Invasions were deliberately more frequent in our network test (because they were, you know, being tested!), but in Salt and Sacrifice, we’re following the standard established in Dark Souls 3: you can only be invaded if you’ve already summoned a friendly ally. We’ve also included a full co-op mode, where you can progress jointly with a friend through the entire game (minus the tutorial). This co-op mode is also exempt from random invasions, unless the two of you summon a third ally.
But hey, if you’re in a dueling mood, you can waive all these invasion requirements by lighting a special item called a red candle; its ominous glow signaling that you don’t mind being invaded, and can be by anyone, at any time. The platforming nature of the game, along with the dynamic and varied combat, means that certain weapon and runic attack combos may be better suited for different types of terrain, and chasing each other through falling hazards and traps is a contest of its own; you may be outmatched, but if you wall jump up a mine shaft, things may not go as well for anyone who follows. Impromptu fight clubs can emerge in all sorts of interesting places throughout the world, and we’re excited to see players take advantage of the wide variety of landscapes in their PvP experience.

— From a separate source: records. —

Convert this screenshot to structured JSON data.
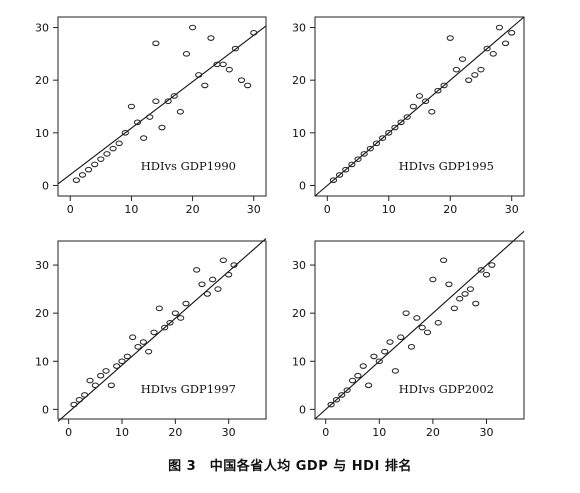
{
  "caption": "图 3　中国各省人均 GDP 与 HDI 排名",
  "chart_data": [
    {
      "type": "scatter",
      "label": "HDIvs GDP1990",
      "xlim": [
        -2,
        32
      ],
      "ylim": [
        -2,
        32
      ],
      "xticks": [
        0,
        10,
        20,
        30
      ],
      "yticks": [
        0,
        10,
        20,
        30
      ],
      "fit_line": [
        [
          -2,
          0.3
        ],
        [
          32,
          30.3
        ]
      ],
      "points": [
        [
          1,
          1
        ],
        [
          2,
          2
        ],
        [
          3,
          3
        ],
        [
          4,
          4
        ],
        [
          5,
          5
        ],
        [
          6,
          6
        ],
        [
          7,
          7
        ],
        [
          8,
          8
        ],
        [
          9,
          10
        ],
        [
          10,
          15
        ],
        [
          11,
          12
        ],
        [
          12,
          9
        ],
        [
          13,
          13
        ],
        [
          14,
          16
        ],
        [
          14,
          27
        ],
        [
          15,
          11
        ],
        [
          16,
          16
        ],
        [
          17,
          17
        ],
        [
          18,
          14
        ],
        [
          19,
          25
        ],
        [
          20,
          30
        ],
        [
          21,
          21
        ],
        [
          22,
          19
        ],
        [
          23,
          28
        ],
        [
          24,
          23
        ],
        [
          25,
          23
        ],
        [
          26,
          22
        ],
        [
          27,
          26
        ],
        [
          28,
          20
        ],
        [
          29,
          19
        ],
        [
          30,
          29
        ]
      ]
    },
    {
      "type": "scatter",
      "label": "HDIvs GDP1995",
      "xlim": [
        -2,
        32
      ],
      "ylim": [
        -2,
        32
      ],
      "xticks": [
        0,
        10,
        20,
        30
      ],
      "yticks": [
        0,
        10,
        20,
        30
      ],
      "fit_line": [
        [
          -2,
          -2
        ],
        [
          32,
          32
        ]
      ],
      "points": [
        [
          1,
          1
        ],
        [
          2,
          2
        ],
        [
          3,
          3
        ],
        [
          4,
          4
        ],
        [
          5,
          5
        ],
        [
          6,
          6
        ],
        [
          7,
          7
        ],
        [
          8,
          8
        ],
        [
          9,
          9
        ],
        [
          10,
          10
        ],
        [
          11,
          11
        ],
        [
          12,
          12
        ],
        [
          13,
          13
        ],
        [
          14,
          15
        ],
        [
          15,
          17
        ],
        [
          16,
          16
        ],
        [
          17,
          14
        ],
        [
          18,
          18
        ],
        [
          19,
          19
        ],
        [
          20,
          28
        ],
        [
          21,
          22
        ],
        [
          22,
          24
        ],
        [
          23,
          20
        ],
        [
          24,
          21
        ],
        [
          25,
          22
        ],
        [
          26,
          26
        ],
        [
          27,
          25
        ],
        [
          28,
          30
        ],
        [
          29,
          27
        ],
        [
          30,
          29
        ]
      ]
    },
    {
      "type": "scatter",
      "label": "HDIvs GDP1997",
      "xlim": [
        -2,
        37
      ],
      "ylim": [
        -2,
        35
      ],
      "xticks": [
        0,
        10,
        20,
        30
      ],
      "yticks": [
        0,
        10,
        20,
        30
      ],
      "fit_line": [
        [
          -2,
          -2.5
        ],
        [
          37,
          35.5
        ]
      ],
      "points": [
        [
          1,
          1
        ],
        [
          2,
          2
        ],
        [
          3,
          3
        ],
        [
          4,
          6
        ],
        [
          5,
          5
        ],
        [
          6,
          7
        ],
        [
          7,
          8
        ],
        [
          8,
          5
        ],
        [
          9,
          9
        ],
        [
          10,
          10
        ],
        [
          11,
          11
        ],
        [
          12,
          15
        ],
        [
          13,
          13
        ],
        [
          14,
          14
        ],
        [
          15,
          12
        ],
        [
          16,
          16
        ],
        [
          17,
          21
        ],
        [
          18,
          17
        ],
        [
          19,
          18
        ],
        [
          20,
          20
        ],
        [
          21,
          19
        ],
        [
          22,
          22
        ],
        [
          24,
          29
        ],
        [
          25,
          26
        ],
        [
          26,
          24
        ],
        [
          27,
          27
        ],
        [
          28,
          25
        ],
        [
          29,
          31
        ],
        [
          30,
          28
        ],
        [
          31,
          30
        ]
      ]
    },
    {
      "type": "scatter",
      "label": "HDIvs GDP2002",
      "xlim": [
        -2,
        37
      ],
      "ylim": [
        -2,
        35
      ],
      "xticks": [
        0,
        10,
        20,
        30
      ],
      "yticks": [
        0,
        10,
        20,
        30
      ],
      "fit_line": [
        [
          -2,
          -2
        ],
        [
          37,
          37
        ]
      ],
      "points": [
        [
          1,
          1
        ],
        [
          2,
          2
        ],
        [
          3,
          3
        ],
        [
          4,
          4
        ],
        [
          5,
          6
        ],
        [
          6,
          7
        ],
        [
          7,
          9
        ],
        [
          8,
          5
        ],
        [
          9,
          11
        ],
        [
          10,
          10
        ],
        [
          11,
          12
        ],
        [
          12,
          14
        ],
        [
          13,
          8
        ],
        [
          14,
          15
        ],
        [
          15,
          20
        ],
        [
          16,
          13
        ],
        [
          17,
          19
        ],
        [
          18,
          17
        ],
        [
          19,
          16
        ],
        [
          20,
          27
        ],
        [
          21,
          18
        ],
        [
          22,
          31
        ],
        [
          23,
          26
        ],
        [
          24,
          21
        ],
        [
          25,
          23
        ],
        [
          26,
          24
        ],
        [
          27,
          25
        ],
        [
          28,
          22
        ],
        [
          29,
          29
        ],
        [
          30,
          28
        ],
        [
          31,
          30
        ]
      ]
    }
  ]
}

Shane and I have been filling the world of Salt and Sacrifice with all sorts of fun things over the last two years. From our expansive game map, to the unique enemies that fill it, to the weapons and armor you’ll loot and craft to overcome them, there’s been a lot of work to do to reach this moment. But it wasn’t until we got to experience it with you–the community–that we finally got a glimpse of the light at the end of the proverbial tunnel.
We’re excited to meet you all in the game, either as fellow Inquisitors or on the field of battle, when it launches tomorrow!